The pressure history is then fit to an analytical expression using a non-linear
regression tool to calculate constants for rate of change and equilibrium
pressure. Results indicate greater diffusivity of CO2 into the
lubricants with lower viscosities. A similar type of experimental setup is
being used to measure oxidative stability. A pressure vessel is fitted with a
two-way valve immediately above the CO2 intake to allow for
pressurization, isolation, and subsequent disconnection from the syringe pump
used to pressurize the vessels. For our purposes, oxidative degradation of
lubricant has its most important impact on the viscosity of the lubricants. After
allowing the mixtures to sit for 1-4 weeks at elevated temperatures, the lubricant
is degassed and the viscosity of the lubricant is measured. Oxidation of synthetic
lubricants generally results in decreased molecular weight and consequently
viscosity. The
viscosity of GELs under a variety of conditions is being characterized under
pressure using an Anton Paar MCR 301 rheometer equipped with a high-pressure
measuring cell rated up to 15 MPa. Figure 1 demonstrates the relationship
between the mass fraction of CO2 in the mixture and the viscosity.
The data shows a good fit with Equation 1. Mass fraction values were obtained
by extrapolating pressure-mass fraction data from previously published work. As
predicted, the viscosity of the GEL decreases logarithmically with increasing
mass fraction of CO2 according to equation 1: The
viscosity-composition data being generated here will form the cornerstone of
the controllers that will be developed to regulate the composition of the GELs
being delivered to the bearing. Figure 1. Viscosity of PAG-CO2
mixtures as a function of mixture composition at 40°C and 100°C. The results were
obtained experimentally while the predicted value is obtained using a
theoretical equation. The modeled values were used to develop modeling
estimates of power loss reductions in tilting pad journal bearings. Task 2. Develop an experimental testbed to measure
bearing performance using GELs A
major focus of the first year of the project has been to design the mechanical
test rig to be used to measure the performance of GELs in tilting pad bearings.
The test rig will utilize a 10 hp motor capable of reaching 10,000 rpm to drive
a 1.5" rotor of approximately 42" in length.
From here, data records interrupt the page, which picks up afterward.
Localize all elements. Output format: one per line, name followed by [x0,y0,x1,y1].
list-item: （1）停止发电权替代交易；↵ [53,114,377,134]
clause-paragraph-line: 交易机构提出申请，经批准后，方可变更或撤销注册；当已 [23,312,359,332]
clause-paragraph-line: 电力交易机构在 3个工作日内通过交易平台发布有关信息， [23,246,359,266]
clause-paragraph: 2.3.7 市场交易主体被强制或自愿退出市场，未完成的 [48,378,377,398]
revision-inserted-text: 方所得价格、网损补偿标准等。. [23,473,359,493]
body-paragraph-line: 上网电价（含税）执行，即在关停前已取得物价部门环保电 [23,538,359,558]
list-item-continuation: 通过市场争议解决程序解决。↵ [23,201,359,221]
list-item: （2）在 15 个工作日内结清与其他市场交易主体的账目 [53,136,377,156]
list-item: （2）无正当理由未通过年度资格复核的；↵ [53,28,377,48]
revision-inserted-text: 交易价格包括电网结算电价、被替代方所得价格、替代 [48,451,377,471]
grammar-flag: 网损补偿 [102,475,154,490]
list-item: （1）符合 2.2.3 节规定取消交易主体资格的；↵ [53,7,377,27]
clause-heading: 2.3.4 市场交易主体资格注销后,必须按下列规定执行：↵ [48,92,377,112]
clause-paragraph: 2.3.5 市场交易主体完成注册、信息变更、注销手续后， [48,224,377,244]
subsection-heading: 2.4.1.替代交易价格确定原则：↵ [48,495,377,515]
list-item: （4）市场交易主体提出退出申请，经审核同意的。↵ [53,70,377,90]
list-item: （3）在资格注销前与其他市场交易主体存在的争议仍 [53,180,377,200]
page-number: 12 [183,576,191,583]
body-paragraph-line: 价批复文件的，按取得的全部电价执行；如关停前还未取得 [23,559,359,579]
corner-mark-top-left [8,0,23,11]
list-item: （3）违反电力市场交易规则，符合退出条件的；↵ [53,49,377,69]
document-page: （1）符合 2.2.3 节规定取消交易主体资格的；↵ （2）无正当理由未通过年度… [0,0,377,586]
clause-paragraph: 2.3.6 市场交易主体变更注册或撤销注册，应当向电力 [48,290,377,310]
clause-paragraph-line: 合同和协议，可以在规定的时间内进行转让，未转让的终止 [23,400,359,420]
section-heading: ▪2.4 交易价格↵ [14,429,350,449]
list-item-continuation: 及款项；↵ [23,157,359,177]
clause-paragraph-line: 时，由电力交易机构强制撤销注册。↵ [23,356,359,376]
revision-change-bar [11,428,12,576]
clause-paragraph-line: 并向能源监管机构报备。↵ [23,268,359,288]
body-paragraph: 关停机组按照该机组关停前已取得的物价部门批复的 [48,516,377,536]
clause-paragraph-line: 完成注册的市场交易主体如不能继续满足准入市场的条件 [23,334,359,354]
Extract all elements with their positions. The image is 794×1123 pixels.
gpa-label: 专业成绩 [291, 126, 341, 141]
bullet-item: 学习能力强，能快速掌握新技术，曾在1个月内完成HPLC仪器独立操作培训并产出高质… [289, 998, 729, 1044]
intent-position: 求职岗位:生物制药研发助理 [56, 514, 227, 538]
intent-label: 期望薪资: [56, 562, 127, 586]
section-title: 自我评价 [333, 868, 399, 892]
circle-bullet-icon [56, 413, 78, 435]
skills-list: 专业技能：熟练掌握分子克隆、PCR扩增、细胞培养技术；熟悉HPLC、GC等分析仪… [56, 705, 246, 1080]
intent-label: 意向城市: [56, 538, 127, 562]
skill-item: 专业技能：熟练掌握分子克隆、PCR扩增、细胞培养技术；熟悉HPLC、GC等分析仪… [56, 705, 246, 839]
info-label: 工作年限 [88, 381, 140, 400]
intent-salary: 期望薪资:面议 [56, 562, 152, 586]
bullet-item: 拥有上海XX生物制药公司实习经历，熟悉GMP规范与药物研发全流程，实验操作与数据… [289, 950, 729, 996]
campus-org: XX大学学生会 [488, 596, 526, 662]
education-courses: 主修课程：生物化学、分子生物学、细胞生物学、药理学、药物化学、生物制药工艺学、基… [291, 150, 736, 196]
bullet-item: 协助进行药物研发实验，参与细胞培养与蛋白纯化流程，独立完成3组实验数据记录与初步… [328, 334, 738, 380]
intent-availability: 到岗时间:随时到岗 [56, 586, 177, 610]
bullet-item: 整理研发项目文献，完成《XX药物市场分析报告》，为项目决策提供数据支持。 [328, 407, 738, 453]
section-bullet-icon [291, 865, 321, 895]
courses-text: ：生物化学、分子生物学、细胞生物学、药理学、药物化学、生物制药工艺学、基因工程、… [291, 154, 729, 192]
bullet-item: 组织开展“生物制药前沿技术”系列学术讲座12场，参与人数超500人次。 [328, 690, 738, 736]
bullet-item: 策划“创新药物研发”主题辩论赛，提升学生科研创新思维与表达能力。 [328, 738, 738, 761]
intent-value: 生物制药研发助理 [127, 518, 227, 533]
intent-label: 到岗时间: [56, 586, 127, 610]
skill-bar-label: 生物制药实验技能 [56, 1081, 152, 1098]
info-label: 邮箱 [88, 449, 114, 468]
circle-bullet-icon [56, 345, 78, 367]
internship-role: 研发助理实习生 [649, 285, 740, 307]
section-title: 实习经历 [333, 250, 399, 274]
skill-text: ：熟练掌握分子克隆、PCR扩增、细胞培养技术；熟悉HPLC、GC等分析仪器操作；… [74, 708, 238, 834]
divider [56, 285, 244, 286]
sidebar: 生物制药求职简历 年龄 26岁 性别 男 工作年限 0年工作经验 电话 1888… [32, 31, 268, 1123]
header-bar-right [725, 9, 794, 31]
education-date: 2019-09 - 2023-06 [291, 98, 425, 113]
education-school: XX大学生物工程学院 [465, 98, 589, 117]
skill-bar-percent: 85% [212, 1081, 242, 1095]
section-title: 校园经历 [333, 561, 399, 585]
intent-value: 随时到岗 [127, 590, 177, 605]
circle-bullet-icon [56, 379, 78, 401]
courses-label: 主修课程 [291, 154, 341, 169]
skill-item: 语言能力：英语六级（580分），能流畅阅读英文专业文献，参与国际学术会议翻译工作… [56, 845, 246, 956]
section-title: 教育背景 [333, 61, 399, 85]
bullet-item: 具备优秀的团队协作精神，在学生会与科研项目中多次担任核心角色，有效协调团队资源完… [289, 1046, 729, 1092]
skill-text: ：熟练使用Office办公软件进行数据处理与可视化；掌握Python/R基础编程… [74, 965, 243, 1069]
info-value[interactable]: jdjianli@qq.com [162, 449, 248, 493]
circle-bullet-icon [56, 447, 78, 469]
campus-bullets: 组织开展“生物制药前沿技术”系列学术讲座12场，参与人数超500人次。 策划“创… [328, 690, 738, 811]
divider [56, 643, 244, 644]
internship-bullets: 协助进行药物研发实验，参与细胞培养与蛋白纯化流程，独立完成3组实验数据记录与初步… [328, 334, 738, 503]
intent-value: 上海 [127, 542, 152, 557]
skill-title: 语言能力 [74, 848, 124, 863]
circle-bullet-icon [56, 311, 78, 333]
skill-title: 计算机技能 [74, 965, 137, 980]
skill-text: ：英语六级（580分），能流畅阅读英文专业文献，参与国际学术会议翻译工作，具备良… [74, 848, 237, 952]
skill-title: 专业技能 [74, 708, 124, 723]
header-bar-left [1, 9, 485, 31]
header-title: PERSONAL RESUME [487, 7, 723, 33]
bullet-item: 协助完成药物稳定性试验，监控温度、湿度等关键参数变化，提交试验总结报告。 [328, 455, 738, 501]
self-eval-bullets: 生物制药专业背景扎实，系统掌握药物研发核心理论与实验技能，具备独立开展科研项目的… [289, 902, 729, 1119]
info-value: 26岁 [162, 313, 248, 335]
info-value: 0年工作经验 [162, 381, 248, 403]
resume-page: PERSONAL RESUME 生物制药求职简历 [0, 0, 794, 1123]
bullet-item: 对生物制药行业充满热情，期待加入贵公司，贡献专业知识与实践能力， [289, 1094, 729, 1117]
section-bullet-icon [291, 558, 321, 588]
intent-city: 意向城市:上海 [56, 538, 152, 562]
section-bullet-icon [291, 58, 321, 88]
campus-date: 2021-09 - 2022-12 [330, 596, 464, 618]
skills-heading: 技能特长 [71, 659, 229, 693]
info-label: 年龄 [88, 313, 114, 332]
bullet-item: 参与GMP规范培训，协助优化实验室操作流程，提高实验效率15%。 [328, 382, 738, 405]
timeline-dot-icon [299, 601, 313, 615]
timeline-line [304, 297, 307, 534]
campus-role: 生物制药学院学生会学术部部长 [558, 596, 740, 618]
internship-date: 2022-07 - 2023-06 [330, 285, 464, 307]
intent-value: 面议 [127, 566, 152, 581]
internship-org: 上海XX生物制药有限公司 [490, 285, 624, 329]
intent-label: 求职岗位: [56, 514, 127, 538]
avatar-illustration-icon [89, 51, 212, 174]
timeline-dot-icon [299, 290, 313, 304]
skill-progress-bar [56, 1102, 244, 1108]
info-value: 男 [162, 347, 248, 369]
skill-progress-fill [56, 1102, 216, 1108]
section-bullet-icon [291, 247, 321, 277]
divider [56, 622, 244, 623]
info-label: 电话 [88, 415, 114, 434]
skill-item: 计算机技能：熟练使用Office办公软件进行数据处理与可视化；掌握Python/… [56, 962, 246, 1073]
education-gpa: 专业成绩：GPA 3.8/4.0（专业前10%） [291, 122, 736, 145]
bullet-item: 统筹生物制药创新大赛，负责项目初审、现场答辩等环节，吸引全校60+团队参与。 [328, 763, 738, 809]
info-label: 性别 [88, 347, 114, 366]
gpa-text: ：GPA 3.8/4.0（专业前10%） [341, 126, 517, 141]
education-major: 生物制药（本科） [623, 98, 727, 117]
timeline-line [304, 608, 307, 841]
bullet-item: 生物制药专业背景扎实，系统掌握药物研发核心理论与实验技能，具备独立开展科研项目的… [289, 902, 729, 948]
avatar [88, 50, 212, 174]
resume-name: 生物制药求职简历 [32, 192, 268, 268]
This rotor will be supported by
two tilting-pad journal bearings supplied by Lufkin-RMT, Inc., who will also
finalize all designs for the test rig and manufacture the individual
components. This task was particularly challenging because custom bearing
housings had to be designed to ensure that they would be capable of reaching
pressures of up to 17 MPa. A finite element analysis was used to optimize key
design parameters such as material selection and thickness, number and size of
bolts, and accommodations for seals, instrumentation, and lubricant inlets and
outlets. Figure 2 presents a rendering of the finite element model of the final
housing design. The
design of the oil seals was especially challenging because of the pressures and
speeds being used in this system. To meet these difficult conditions we maximized
the face area exposed to the pressure and utilizing a Teflon-coated steel
o-ring to allow the oil seal to form a tight seal without becoming overly rigid
and acting as a bearing, which would introduce forces that could cause the test
rig to become unstable. The final step in designing the GEL testbed was to
develop a GEL delivery system. That system has been designed and the
construction of the unit has been contracted out. All elements of the this test
rig are now in production and we expect the rig to be built by end of 2011. Figure 2. Finite element model used to
analyze the effects of high pressure on a bearing housing design.